# Data Exploration and SQL Processing

This notebook focuses on the initial exploration of the California Housing dataset and the fundamental data processing using SQL. We will perform various SQL queries to gain insights into the data, identify essential features, and conduct some basic data cleaning.

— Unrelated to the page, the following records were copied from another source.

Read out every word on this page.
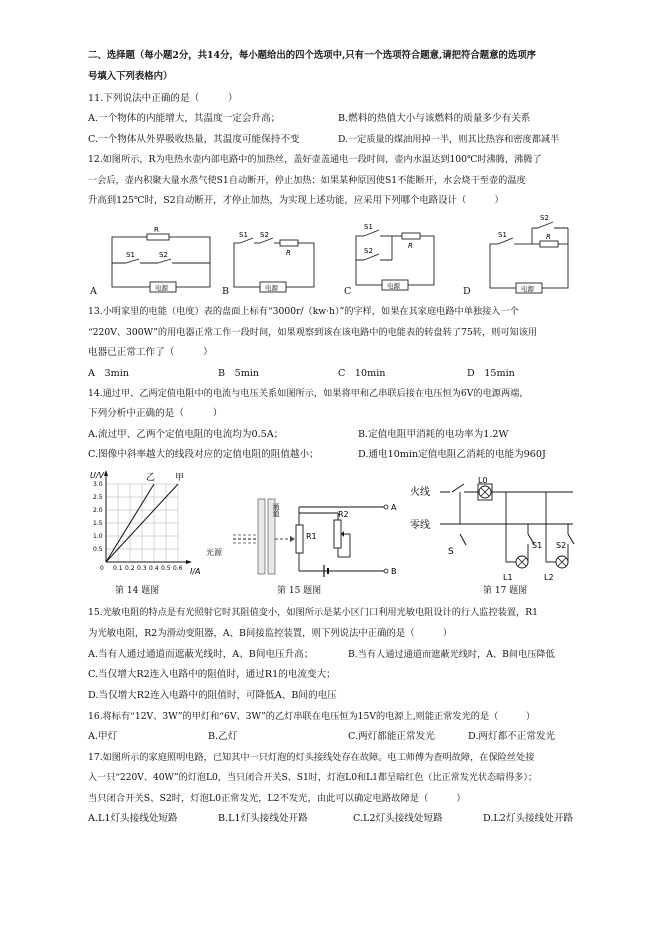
二、选择题（每小题2分，共14分，每小题给出的四个选项中,只有一个选项符合题意,请把符合题意的选项序
号填入下列表格内）
11.下列说法中正确的是（　　　）
A.一个物体的内能增大，其温度一定会升高；	B.燃料的热值大小与该燃料的质量多少有关系
C.一个物体从外界吸收热量，其温度可能保持不变	D.一定质量的煤油用掉一半，则其比热容和密度都减半
12.如图所示，R为电热水壶内部电路中的加热丝，盖好壶盖通电一段时间，壶内水温达到100℃时沸腾，沸腾了
一会后，壶内积聚大量水蒸气使S1自动断开，停止加热；如果某种原因使S1不能断开，水会烧干至壶的温度
升高到125℃时，S2自动断开，才停止加热，为实现上述功能，应采用下列哪个电路设计（　　　）
R
S1	S2
电源
A
S1 S2
R
电源
B
S1
S2
R
电源
C
S2
S1	R
电源
D
13.小明家里的电能（电度）表的盘面上标有“3000r/（kw·h）”的字样，如果在其家庭电路中单独接入一个
“220V、300W”的用电器正常工作一段时间，如果观察到该在该电路中的电能表的转盘转了75转，则可知该用
电器已正常工作了（　　　）
A　3min	B　5min	C　10min	D　15min
14.通过甲、乙两定值电阻中的电流与电压关系如图所示，如果将甲和乙串联后接在电压恒为6V的电源两端，
下列分析中正确的是（　　　）
A.流过甲、乙两个定值电阻的电流均为0.5A；	B.定值电阻甲消耗的电功率为1.2W
C.图像中斜率越大的线段对应的定值电阻的阻值越小；	D.通电10min定值电阻乙消耗的电能为960J
U/V
I/A
乙 甲
3.0
2.5
2.0
1.5
1.0
0.5
0 0.1 0.2 0.3 0.4 0.5 0.6
第 14 题图
通道
R1
R2
A
B
光源
第 15 题图
火线
零线
L0
S
S1 S2
L1	L2
第 17 题图
15.光敏电阻的特点是有光照射它时其阻值变小，如图所示是某小区门口利用光敏电阻设计的行人监控装置，R1
为光敏电阻，R2为滑动变阻器，A、B间接监控装置，则下列说法中正确的是（　　　）
A.当有人通过通道而遮蔽光线时，A、B间电压升高；	B.当有人通过通道而遮蔽光线时，A、B间电压降低
C.当仅增大R2连入电路中的阻值时，通过R1的电流变大；
D.当仅增大R2连入电路中的阻值时，可降低A、B间的电压
16.将标有“12V、3W”的甲灯和“6V、3W”的乙灯串联在电压恒为15V的电源上,则能正常发光的是（　　　）
A.甲灯	B.乙灯	C.两灯都能正常发光	D.两灯都不正常发光
17.如图所示的家庭照明电路，已知其中一只灯泡的灯头接线处存在故障。电工师傅为查明故障，在保险丝处接
入一只“220V、40W”的灯泡L0，当只闭合开关S、S1时，灯泡L0和L1都呈暗红色（比正常发光状态暗得多）；
当只闭合开关S、S2时，灯泡L0正常发光，L2不发光，由此可以确定电路故障是（　　　）
A.L1灯头接线处短路	B.L1灯头接线处开路	C.L2灯头接线处短路	D.L2灯头接线处开路
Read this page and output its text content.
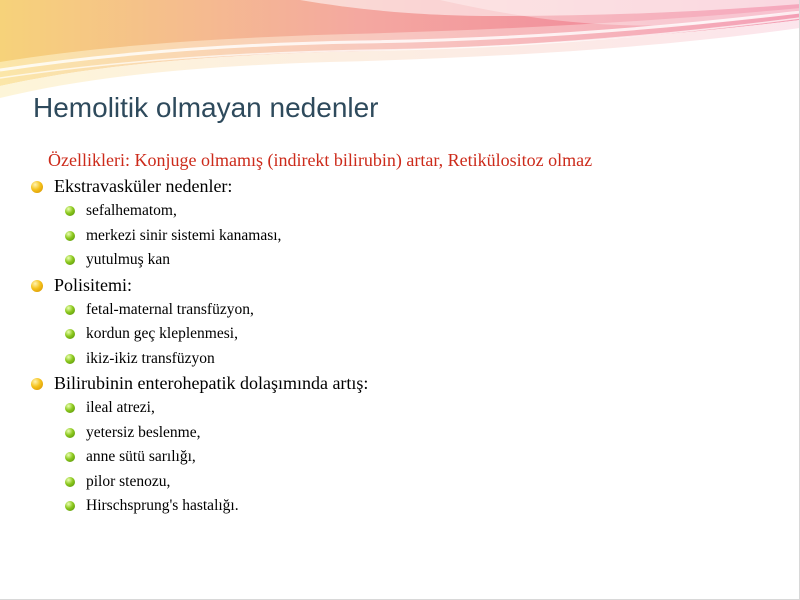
Hemolitik olmayan nedenler
Özellikleri: Konjuge olmamış (indirekt bilirubin) artar, Retikülositoz olmaz
Ekstravasküler nedenler:
sefalhematom,
merkezi sinir sistemi kanaması,
yutulmuş kan
Polisitemi:
fetal-maternal transfüzyon,
kordun geç kleplenmesi,
ikiz-ikiz transfüzyon
Bilirubinin enterohepatik dolaşımında artış:
ileal atrezi,
yetersiz beslenme,
anne sütü sarılığı,
pilor stenozu,
Hirschsprung's hastalığı.
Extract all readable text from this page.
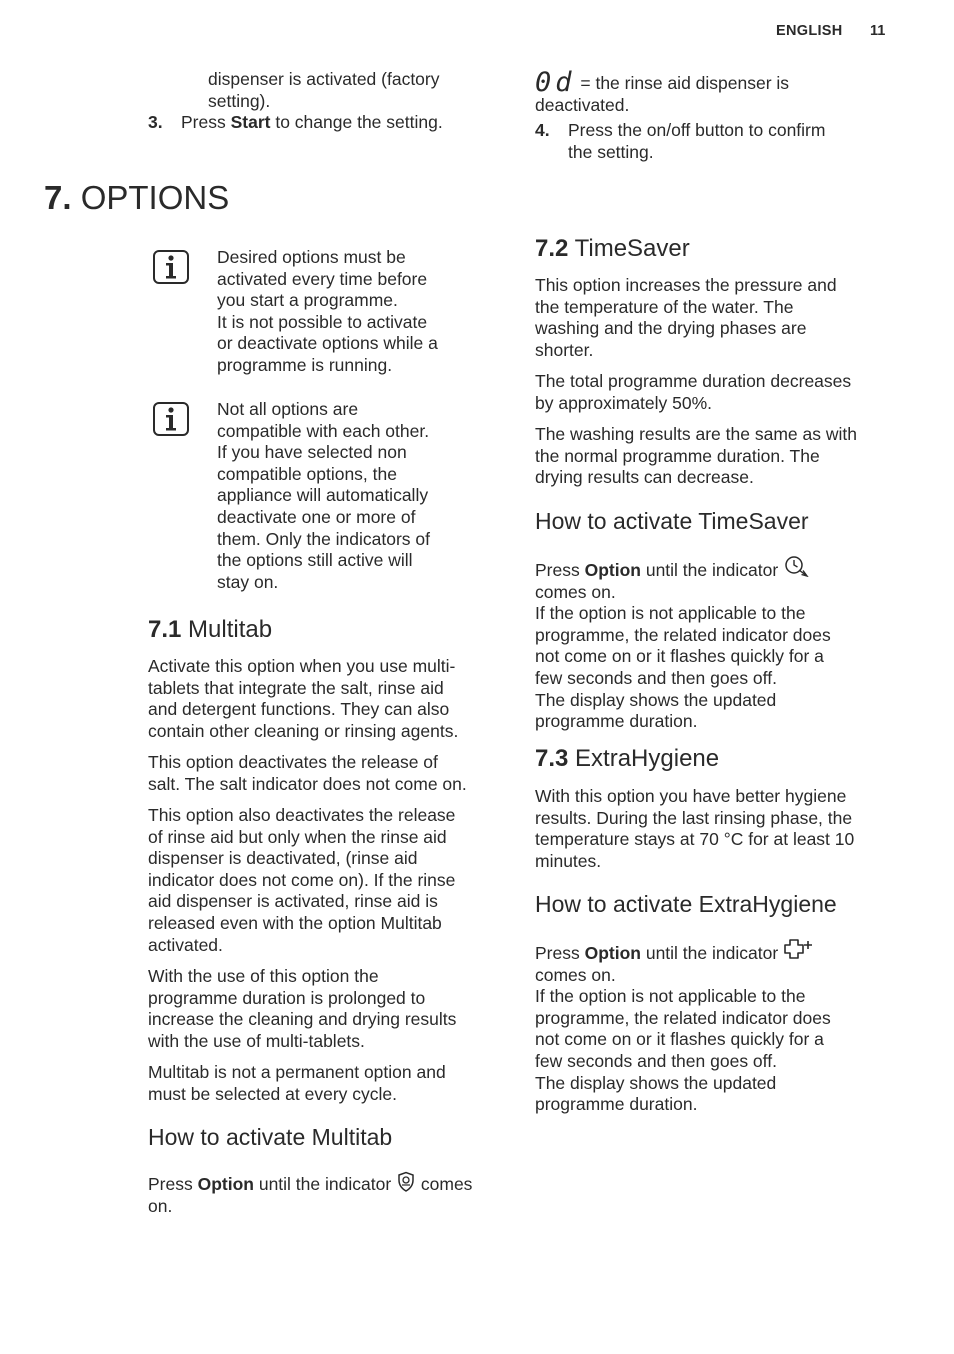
ENGLISH 11
dispenser is activated (factory
setting).
3. Press Start to change the setting.
0d = the rinse aid dispenser is
deactivated.
4. Press the on/off button to confirm
the setting.
7. OPTIONS
Desired options must be
activated every time before
you start a programme.
It is not possible to activate
or deactivate options while a
programme is running.
Not all options are
compatible with each other.
If you have selected non
compatible options, the
appliance will automatically
deactivate one or more of
them. Only the indicators of
the options still active will
stay on.
7.1 Multitab
Activate this option when you use multi-
tablets that integrate the salt, rinse aid
and detergent functions. They can also
contain other cleaning or rinsing agents.
This option deactivates the release of
salt. The salt indicator does not come on.
This option also deactivates the release
of rinse aid but only when the rinse aid
dispenser is deactivated, (rinse aid
indicator does not come on). If the rinse
aid dispenser is activated, rinse aid is
released even with the option Multitab
activated.
With the use of this option the
programme duration is prolonged to
increase the cleaning and drying results
with the use of multi-tablets.
Multitab is not a permanent option and
must be selected at every cycle.
How to activate Multitab
Press Option until the indicator  comes
on.
7.2 TimeSaver
This option increases the pressure and
the temperature of the water. The
washing and the drying phases are
shorter.
The total programme duration decreases
by approximately 50%.
The washing results are the same as with
the normal programme duration. The
drying results can decrease.
How to activate TimeSaver
Press Option until the indicator
comes on.
If the option is not applicable to the
programme, the related indicator does
not come on or it flashes quickly for a
few seconds and then goes off.
The display shows the updated
programme duration.
7.3 ExtraHygiene
With this option you have better hygiene
results. During the last rinsing phase, the
temperature stays at 70 °C for at least 10
minutes.
How to activate ExtraHygiene
Press Option until the indicator
comes on.
If the option is not applicable to the
programme, the related indicator does
not come on or it flashes quickly for a
few seconds and then goes off.
The display shows the updated
programme duration.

The dataset has been loaded into a SQLite database to enable SQL querying. SQLite is a lightweight disk-based database that doesn't require a separate server process and allows accessing the database using a nonstandard variant of the SQL query language.

In [1]:
# Importing necessary libraries
import pandas as pd
import sqlite3
from matplotlib import pyplot as plt
import seaborn as sns

# Loading the dataset
df = pd.read_csv('housing.csv')

# Establishing SQLite connection
conn = sqlite3.connect('HousingData.db')

# Loading the DataFrame into SQL database
df.to_sql('housing', conn, if_exists='replace')

20640

We have started by importing the necessary Python libraries, including pandas, sqlite3, matplotlib, and seaborn. Pandas is for data manipulation, sqlite3 is for interacting with the SQLite database, matplotlib and seaborn are for data visualization.

Next, we loaded the California Housing dataset into a pandas DataFrame and established a connection to a SQLite database. We then loaded the DataFrame into the SQLite database, replacing any existing table with the same name.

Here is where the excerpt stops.